Böylece açık bir zorbalıkla HDP milletvekilleri ve Cumhuriyetçiler tutuklanıyor.

Öyleyse artık lafı uzatmanın, yani bilinenleri tekrarlamanın pek anlamı ve yararı yok.

BirGün özel bir gazetedir, okuyucuları da öyle… Onlara bildiklerini ve yapmaları gerekenleri sadece hatırlatmaktır burada yazılanlar. BirGün de yayınlanabildiği sürece bu görev devam edecek. Ama artık sorun BirGün’den öte, çünkü her yere karanlık çöktü…

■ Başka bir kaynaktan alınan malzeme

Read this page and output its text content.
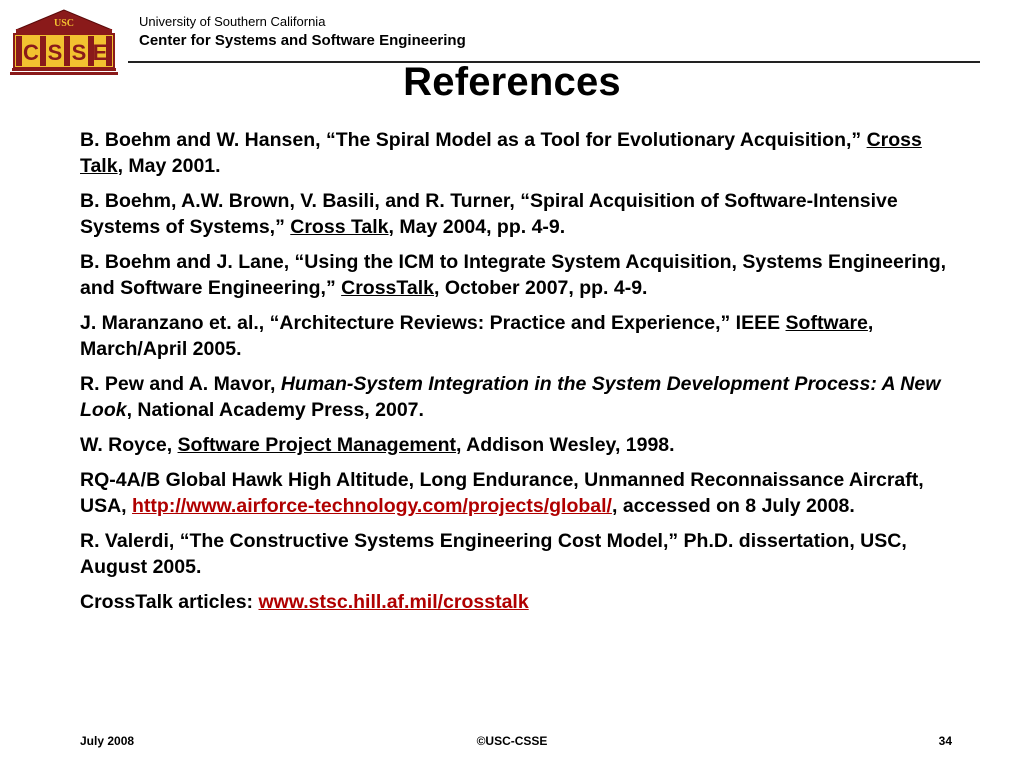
USC
C S S E
University of Southern California
Center for Systems and Software Engineering
References

B. Boehm and W. Hansen, “The Spiral Model as a Tool for Evolutionary Acquisition,” Cross Talk, May 2001.

B. Boehm, A.W. Brown, V. Basili, and R. Turner, “Spiral Acquisition of Software-Intensive Systems of Systems,” Cross Talk, May 2004, pp. 4-9.

B. Boehm and J. Lane, “Using the ICM to Integrate System Acquisition, Systems Engineering, and Software Engineering,” CrossTalk, October 2007, pp. 4-9.

J. Maranzano et. al., “Architecture Reviews: Practice and Experience,” IEEE Software, March/April 2005.

R. Pew and A. Mavor, Human-System Integration in the System Development Process: A New Look, National Academy Press, 2007.

W. Royce, Software Project Management, Addison Wesley, 1998.

RQ-4A/B Global Hawk High Altitude, Long Endurance, Unmanned Reconnaissance Aircraft, USA, http://www.airforce-technology.com/projects/global/, accessed on 8 July 2008.

R. Valerdi, “The Constructive Systems Engineering Cost Model,” Ph.D. dissertation, USC, August 2005.

CrossTalk articles: www.stsc.hill.af.mil/crosstalk

July 2008	©USC-CSSE	34
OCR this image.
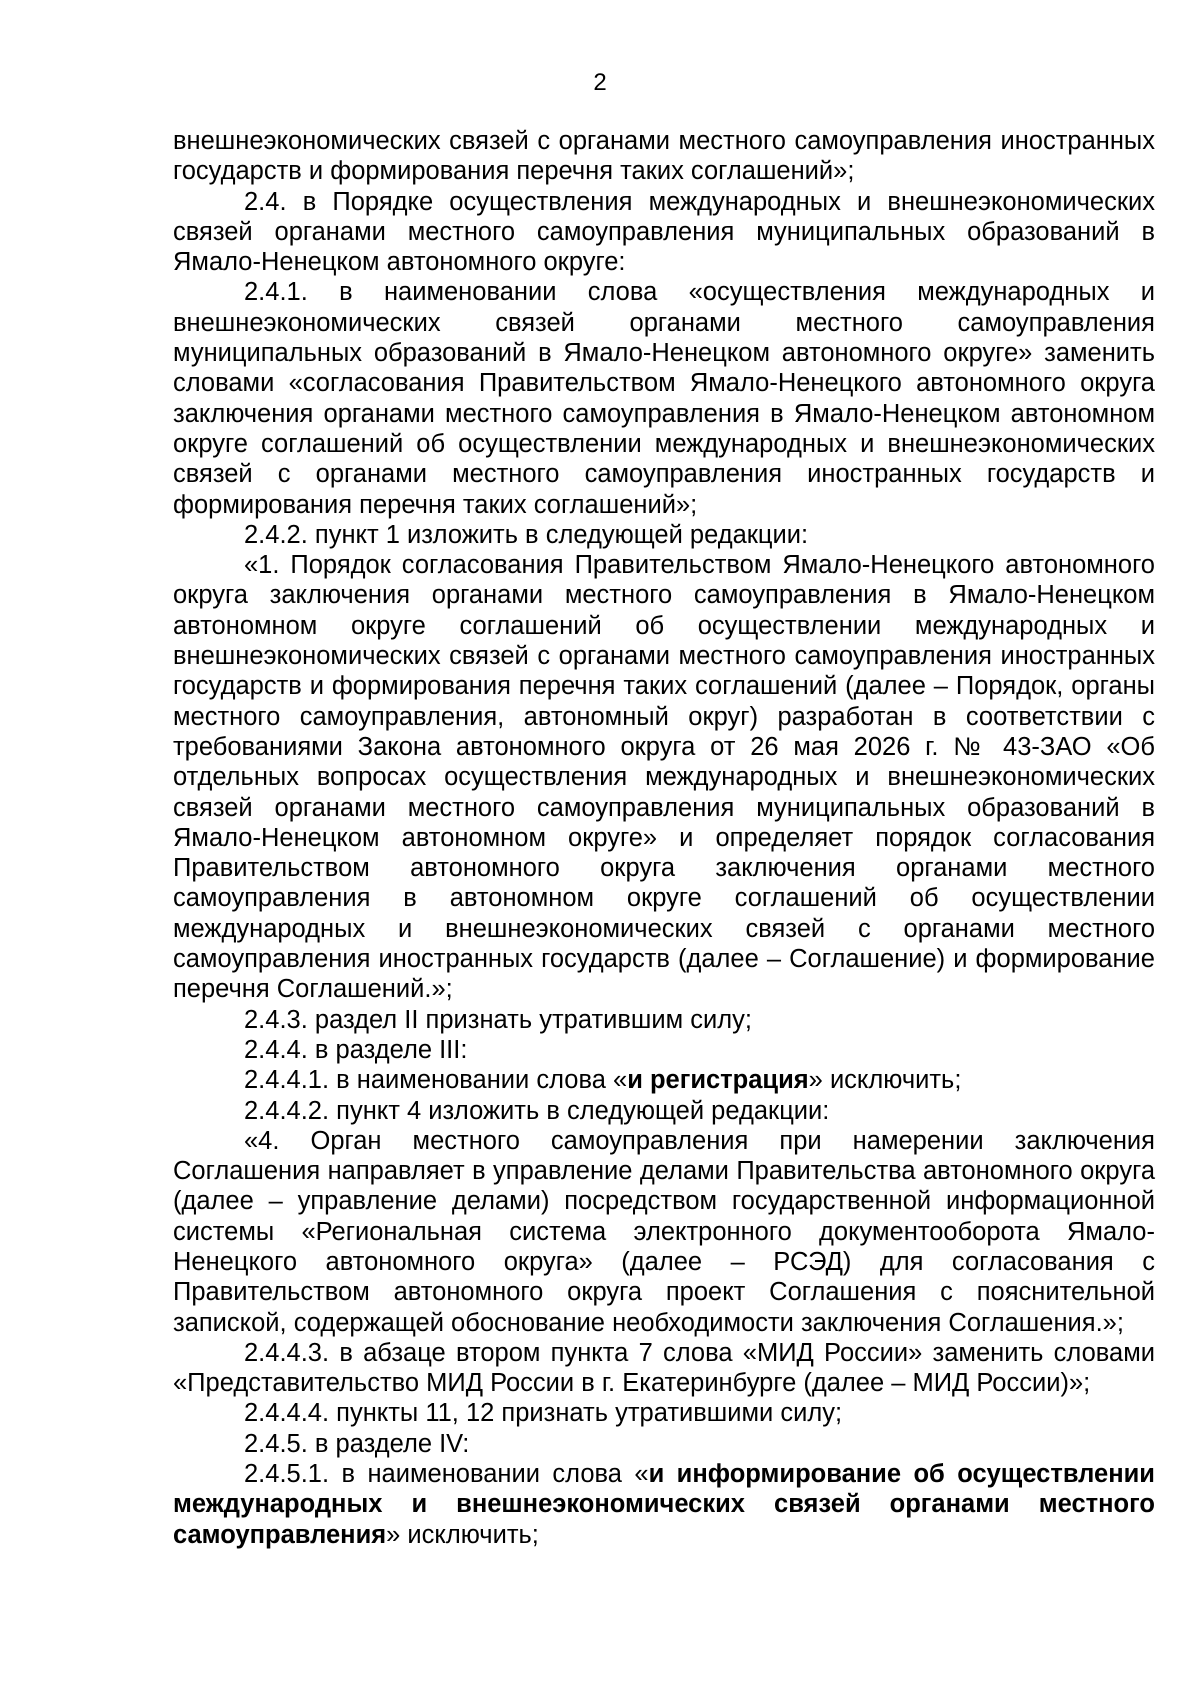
2

внешнеэкономических связей с органами местного самоуправления иностранных государств и формирования перечня таких соглашений»;

2.4. в Порядке осуществления международных и внешнеэкономических связей органами местного самоуправления муниципальных образований в Ямало-Ненецком автономного округе:

2.4.1. в наименовании слова «осуществления международных и внешнеэкономических связей органами местного самоуправления муниципальных образований в Ямало-Ненецком автономного округе» заменить словами «согласования Правительством Ямало-Ненецкого автономного округа заключения органами местного самоуправления в Ямало-Ненецком автономном округе соглашений об осуществлении международных и внешнеэкономических связей с органами местного самоуправления иностранных государств и формирования перечня таких соглашений»;

2.4.2. пункт 1 изложить в следующей редакции:

«1. Порядок согласования Правительством Ямало-Ненецкого автономного округа заключения органами местного самоуправления в Ямало-Ненецком автономном округе соглашений об осуществлении международных и внешнеэкономических связей с органами местного самоуправления иностранных государств и формирования перечня таких соглашений (далее – Порядок, органы местного самоуправления, автономный округ) разработан в соответствии с требованиями Закона автономного округа от 26 мая 2026 г. № 43-ЗАО «Об отдельных вопросах осуществления международных и внешнеэкономических связей органами местного самоуправления муниципальных образований в Ямало-Ненецком автономном округе» и определяет порядок согласования Правительством автономного округа заключения органами местного самоуправления в автономном округе соглашений об осуществлении международных и внешнеэкономических связей с органами местного самоуправления иностранных государств (далее – Соглашение) и формирование перечня Соглашений.»;

2.4.3. раздел II признать утратившим силу;

2.4.4. в разделе III:

2.4.4.1. в наименовании слова «и регистрация» исключить;

2.4.4.2. пункт 4 изложить в следующей редакции:

«4. Орган местного самоуправления при намерении заключения Соглашения направляет в управление делами Правительства автономного округа (далее – управление делами) посредством государственной информационной системы «Региональная система электронного документооборота Ямало-Ненецкого автономного округа» (далее – РСЭД) для согласования с Правительством автономного округа проект Соглашения с пояснительной запиской, содержащей обоснование необходимости заключения Соглашения.»;

2.4.4.3. в абзаце втором пункта 7 слова «МИД России» заменить словами «Представительство МИД России в г. Екатеринбурге (далее – МИД России)»;

2.4.4.4. пункты 11, 12 признать утратившими силу;

2.4.5. в разделе IV:

2.4.5.1. в наименовании слова «и информирование об осуществлении международных и внешнеэкономических связей органами местного самоуправления» исключить;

Sıra “sana” gelmeyecek, çünkü sıra herkese geldi…

Başkanlık ve idam ittifakı karşısında artık olup biteni tarif etmekle yetinme gününde değiliz. Tarif ettiklerimizi eyleme günündeyiz. Herkesin eyleyeceği bir şeyler vardır. Hayatta kalabilmek için kurbanlıkmış hissiyatından kurtulmak şart. Ve en önemlisi asıl onların korktuklarını ve çok korktuklarını unutmamak…

Artık hukuk yok. Yargı yok. Fiili infaz var…

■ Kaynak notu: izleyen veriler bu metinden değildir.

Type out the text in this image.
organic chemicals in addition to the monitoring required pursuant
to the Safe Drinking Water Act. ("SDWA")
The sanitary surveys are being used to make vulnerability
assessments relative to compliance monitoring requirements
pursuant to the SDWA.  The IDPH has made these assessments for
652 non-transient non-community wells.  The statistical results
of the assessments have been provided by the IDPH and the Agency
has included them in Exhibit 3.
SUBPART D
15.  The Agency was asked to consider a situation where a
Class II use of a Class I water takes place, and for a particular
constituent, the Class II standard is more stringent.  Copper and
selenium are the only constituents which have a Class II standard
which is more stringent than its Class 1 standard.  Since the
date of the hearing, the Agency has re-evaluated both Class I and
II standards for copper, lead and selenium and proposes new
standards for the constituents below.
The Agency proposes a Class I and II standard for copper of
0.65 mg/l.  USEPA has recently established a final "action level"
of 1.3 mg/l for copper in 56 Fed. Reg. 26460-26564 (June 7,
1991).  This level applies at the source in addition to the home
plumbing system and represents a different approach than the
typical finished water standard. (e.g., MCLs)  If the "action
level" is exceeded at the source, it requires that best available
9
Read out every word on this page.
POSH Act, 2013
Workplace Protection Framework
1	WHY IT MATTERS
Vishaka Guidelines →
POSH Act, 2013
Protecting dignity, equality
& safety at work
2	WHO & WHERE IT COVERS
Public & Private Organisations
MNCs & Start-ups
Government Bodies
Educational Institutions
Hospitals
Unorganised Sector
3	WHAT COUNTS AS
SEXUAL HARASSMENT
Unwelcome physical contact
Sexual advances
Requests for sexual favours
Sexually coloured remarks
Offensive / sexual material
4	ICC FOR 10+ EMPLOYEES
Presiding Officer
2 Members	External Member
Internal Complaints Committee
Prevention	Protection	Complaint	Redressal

Artık parlamento yok. Tek güvence kendi ellerimizde…

Durmazlar, durmayacaklar, çünkü frenleri yok. Manevra yapamazlar direksiyonları kilitlenmiş, motorun ne zaman yanacağı belli değil…

12 Eylülcüler “iç savaşı, kardeş kavgasını durdurma” bahanesiyle darbe yapıp açık faşizm uyguladılar. Bunlar iktidarlarını korumak uğruna “iç savaş ortamı, kardeş kavgası yaratmak” için darbe üzerine darbe yapıyor, açık faşizme geçiyorlar…

Öyleyse bundan sonrası iç savaş ortamında da muhalefet edebilme sorunudur. Artık iç savaş zemini kuralları geçerli, o kuralların birinci maddesi kuralsızlık…

12 Eylül faşizmi muhaliflere hiç olmazsa bir tecrübe kazandırmıştı. Şimdiki kuşaklar da kendi özdeneyimleriyle mevcut faşizme karşı mücadeleyi elbette öğrenecekler. Yani sadece onların sadece istediği yerde ve zamanda boy göstermeyi değil onların bilmediği yerde ve zamanda boy göstermeyi de… Aksi halde her ortaya çıkışlarında TOMA’ların suyuna, gazına maruz kalacaklar ve ha bire gözaltına alınacaklarsa, Önder İşleyen’in de dün yazdığı gibi, kendi yaratıcılıklarıyla “Bu noktada AKP karşısında muhalefeti güçsüz gösteren, AKP’nin sıkıştırmaya çalıştığı alan ve zeminlerin ötesine geçebilen bir tür muhalefetin VPN’sini bulması gerekir.”
Varsın interneti de kapatsınlar, biz kendi VPN’mizi kurarız, kurmalıyız. İnternet madem bir ağ sistemi, enterkonnekte bir sistem, biz de internetsiz sosyal ağ sistemimizi kurarız. Evler, sokaklar, mahalleler, şehirler de kapatılamaz ya… Denizdeki dalgaları, esen rüzgârları durduramazlar, evden eve sokaktan sokağa, şehirden şehre enterkonnekte direnişi engelleyemezler. Yaşama hakkı gasp edildiğinde hayatta kalmak için direnmek meşrudur.

Elbette şimdilik muhalefetin gidişatı bütünüyle durduracak gücü yok. Ama duraksatabilir. Ama yoluna engel koyabilir. Demek ki uzun ve sürüncemeli bir süreç bizleri bekliyor: sarp, engebeli, dolambaçlı, inişli çıkışlı mücadele günleri…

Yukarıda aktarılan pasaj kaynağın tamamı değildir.